There are multiple dataset available which are open for data mining.  To download full text documents from open access libararys the [paperscraper](https://github.com/jannisborn/paperscraper) tool can be used. As an example full text articles from ChemRxiv to the topic of 'buchwald-hartwig coupling' were downloaded.

In [15]:
from paperscraper.get_dumps import chemrxiv

# Download of the chemrxiv paper dump
chemrxiv(save_path='chemrxiv_2020-11-10.jsonl')

23763it [1:24:56,  4.66it/s]
100%|██████████| 23766/23766 [00:07<00:00, 3167.05it/s]


INFO:paperscraper.get_dumps.utils.chemrxiv.utils:Done, shutting down


In [30]:
from paperscraper.xrxiv.xrxiv_query import XRXivQuery
from paperscraper.pdf import save_pdf_from_dump
import pandas as pd

df = pd.read_json('./chemrxiv_2020-11-10.jsonl', lines=True)

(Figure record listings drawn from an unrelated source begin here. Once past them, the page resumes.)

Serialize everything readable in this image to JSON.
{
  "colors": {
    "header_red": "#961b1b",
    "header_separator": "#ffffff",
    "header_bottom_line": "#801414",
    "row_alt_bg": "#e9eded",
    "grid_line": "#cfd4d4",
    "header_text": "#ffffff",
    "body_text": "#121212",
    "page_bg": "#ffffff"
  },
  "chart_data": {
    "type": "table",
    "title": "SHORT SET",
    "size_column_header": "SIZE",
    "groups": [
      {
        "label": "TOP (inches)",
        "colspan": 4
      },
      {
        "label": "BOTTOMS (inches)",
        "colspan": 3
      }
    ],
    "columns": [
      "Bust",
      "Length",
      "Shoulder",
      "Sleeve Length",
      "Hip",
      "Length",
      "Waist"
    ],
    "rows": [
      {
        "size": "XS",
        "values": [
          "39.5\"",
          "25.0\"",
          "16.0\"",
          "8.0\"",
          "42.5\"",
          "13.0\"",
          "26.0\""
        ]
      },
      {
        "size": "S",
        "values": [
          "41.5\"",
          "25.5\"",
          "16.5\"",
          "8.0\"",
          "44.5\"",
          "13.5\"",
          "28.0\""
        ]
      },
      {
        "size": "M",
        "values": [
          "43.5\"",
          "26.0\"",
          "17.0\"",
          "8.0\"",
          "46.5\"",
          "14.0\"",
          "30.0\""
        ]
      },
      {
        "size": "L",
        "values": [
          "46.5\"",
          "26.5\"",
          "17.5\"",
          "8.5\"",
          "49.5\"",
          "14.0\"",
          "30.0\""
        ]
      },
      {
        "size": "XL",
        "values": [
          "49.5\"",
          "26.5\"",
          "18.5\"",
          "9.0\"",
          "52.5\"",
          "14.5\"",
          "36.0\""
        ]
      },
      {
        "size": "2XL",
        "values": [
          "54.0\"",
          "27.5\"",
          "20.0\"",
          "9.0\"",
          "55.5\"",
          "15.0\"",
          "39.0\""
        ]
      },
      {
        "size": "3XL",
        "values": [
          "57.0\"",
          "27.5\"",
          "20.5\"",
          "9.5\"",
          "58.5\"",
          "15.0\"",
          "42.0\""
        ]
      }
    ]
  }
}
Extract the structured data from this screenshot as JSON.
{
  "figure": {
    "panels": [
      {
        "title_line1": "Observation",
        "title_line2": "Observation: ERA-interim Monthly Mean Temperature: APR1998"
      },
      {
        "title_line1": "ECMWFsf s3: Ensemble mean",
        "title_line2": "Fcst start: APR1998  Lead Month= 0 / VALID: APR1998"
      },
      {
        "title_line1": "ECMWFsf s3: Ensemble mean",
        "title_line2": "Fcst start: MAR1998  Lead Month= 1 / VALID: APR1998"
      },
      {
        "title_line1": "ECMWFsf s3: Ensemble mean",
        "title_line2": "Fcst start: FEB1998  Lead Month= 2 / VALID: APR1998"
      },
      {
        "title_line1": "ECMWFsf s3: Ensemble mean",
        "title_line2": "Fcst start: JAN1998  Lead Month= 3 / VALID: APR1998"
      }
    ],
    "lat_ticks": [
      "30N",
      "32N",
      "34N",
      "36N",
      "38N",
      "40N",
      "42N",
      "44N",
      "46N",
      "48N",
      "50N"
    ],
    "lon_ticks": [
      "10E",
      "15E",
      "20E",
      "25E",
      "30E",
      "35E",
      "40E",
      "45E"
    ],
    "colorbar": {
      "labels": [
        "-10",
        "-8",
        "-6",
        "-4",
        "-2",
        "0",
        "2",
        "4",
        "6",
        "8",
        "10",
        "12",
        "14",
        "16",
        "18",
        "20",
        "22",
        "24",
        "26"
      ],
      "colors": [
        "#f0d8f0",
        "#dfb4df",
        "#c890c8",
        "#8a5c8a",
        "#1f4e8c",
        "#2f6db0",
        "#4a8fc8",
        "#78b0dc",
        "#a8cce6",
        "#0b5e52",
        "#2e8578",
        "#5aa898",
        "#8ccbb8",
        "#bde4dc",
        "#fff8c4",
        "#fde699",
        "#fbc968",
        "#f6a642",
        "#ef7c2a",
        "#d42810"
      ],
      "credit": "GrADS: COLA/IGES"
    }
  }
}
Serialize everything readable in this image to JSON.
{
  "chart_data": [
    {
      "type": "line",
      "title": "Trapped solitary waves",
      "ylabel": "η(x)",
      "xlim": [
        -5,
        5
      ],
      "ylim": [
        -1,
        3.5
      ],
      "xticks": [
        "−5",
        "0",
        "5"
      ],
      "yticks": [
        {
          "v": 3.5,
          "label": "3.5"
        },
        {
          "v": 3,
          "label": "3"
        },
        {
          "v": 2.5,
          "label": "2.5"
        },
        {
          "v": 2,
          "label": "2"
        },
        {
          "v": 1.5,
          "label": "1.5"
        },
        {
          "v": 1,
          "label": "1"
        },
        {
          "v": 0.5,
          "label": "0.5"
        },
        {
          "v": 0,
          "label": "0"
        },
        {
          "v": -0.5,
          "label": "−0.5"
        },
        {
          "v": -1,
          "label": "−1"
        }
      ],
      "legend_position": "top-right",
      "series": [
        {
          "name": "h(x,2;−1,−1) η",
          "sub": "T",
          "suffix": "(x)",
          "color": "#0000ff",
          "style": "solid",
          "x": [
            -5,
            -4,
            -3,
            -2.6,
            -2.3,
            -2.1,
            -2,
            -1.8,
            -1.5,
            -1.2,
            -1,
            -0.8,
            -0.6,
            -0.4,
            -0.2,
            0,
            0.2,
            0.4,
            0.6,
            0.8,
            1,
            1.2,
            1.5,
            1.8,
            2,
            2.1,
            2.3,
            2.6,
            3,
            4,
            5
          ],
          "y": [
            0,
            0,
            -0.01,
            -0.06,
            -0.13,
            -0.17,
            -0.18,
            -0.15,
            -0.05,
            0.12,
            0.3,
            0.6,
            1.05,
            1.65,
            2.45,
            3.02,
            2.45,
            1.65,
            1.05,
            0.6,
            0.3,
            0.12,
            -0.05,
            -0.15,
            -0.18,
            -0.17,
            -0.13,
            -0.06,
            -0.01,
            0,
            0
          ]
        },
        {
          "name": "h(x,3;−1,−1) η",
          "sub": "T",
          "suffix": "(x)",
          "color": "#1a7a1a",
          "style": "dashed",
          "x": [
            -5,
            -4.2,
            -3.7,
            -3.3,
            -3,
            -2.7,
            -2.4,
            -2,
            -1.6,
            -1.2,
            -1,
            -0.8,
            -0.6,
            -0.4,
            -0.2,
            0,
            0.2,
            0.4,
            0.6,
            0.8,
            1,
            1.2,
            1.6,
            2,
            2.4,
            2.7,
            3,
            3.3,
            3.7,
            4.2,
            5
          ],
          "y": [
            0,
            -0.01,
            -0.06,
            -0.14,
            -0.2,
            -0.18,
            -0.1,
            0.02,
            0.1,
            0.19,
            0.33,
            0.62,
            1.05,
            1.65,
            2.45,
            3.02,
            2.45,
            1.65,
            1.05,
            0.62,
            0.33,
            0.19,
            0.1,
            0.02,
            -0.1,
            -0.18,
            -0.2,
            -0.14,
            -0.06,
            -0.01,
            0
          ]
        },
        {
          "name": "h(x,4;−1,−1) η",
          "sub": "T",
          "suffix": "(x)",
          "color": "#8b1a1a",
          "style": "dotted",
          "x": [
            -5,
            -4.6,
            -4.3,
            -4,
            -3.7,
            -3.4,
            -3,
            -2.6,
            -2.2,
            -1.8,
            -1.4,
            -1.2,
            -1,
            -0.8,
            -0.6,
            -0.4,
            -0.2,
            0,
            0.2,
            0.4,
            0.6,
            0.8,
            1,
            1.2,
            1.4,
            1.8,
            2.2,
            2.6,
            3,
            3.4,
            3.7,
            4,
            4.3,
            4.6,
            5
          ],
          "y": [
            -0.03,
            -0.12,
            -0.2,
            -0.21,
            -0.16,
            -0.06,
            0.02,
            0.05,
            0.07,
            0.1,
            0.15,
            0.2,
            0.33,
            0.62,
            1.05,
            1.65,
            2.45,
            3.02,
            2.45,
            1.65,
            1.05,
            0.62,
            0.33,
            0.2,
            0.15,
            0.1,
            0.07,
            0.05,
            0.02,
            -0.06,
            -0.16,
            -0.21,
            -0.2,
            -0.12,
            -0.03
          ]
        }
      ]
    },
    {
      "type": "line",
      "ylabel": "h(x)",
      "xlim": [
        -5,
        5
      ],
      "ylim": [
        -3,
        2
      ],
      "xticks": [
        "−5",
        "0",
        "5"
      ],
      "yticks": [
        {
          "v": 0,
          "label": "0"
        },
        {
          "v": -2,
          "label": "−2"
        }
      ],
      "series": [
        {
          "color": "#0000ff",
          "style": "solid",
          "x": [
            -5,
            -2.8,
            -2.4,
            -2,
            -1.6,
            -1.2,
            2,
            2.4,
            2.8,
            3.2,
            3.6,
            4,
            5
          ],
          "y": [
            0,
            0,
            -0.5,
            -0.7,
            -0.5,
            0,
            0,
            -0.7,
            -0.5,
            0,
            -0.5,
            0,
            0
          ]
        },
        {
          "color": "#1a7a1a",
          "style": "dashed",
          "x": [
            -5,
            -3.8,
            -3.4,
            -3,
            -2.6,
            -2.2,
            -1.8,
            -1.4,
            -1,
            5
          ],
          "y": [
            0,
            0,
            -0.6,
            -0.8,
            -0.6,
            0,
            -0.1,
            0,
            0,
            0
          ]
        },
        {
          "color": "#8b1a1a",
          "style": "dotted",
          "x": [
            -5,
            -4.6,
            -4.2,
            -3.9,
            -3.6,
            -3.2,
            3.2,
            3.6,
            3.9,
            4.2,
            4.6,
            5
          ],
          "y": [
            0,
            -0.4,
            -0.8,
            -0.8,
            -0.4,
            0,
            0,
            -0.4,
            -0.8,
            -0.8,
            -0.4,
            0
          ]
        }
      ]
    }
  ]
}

# define keywords for the paper search
synthesis = ['synthesis']
reaction = ['buchwald-hartwig']

# combine keywords 
query = [synthesis, reaction]

# start searching for relevent papaers in the chemrxiv dump
querier = XRXivQuery('./chemrxiv_2020-11-10.jsonl')
querier.search_keywords(query, output_filepath='buchwald-hartwig_coupling_ChemRxiv.jsonl')

# Save PDFs in current folder and name the files by their DOI
save_pdf_from_dump('./buchwald-hartwig_coupling_ChemRxiv.jsonl', pdf_path='./PDFs', key_to_save='doi')

Processing paper 5/5: 100%|██████████| 5/5 [00:07<00:00,  1.55s/it]


### Data annotation

To annotate data tools like doccano can help to speed up the process. To use the doccano tool at first a database and account has to be created.

In [None]:
#initialize the database 
$ doccano init
$ doccano createuser --username admin --password pass
$ doccano webserver --port 8000

#start the annotation task
$ doccano task

Afterwards one can access the created [database]( http://0.0.0.0:8000), login with the created account and upload the unannotated articles there. After that one can start annotating the dataset with adding relevant labels to the text of the articles.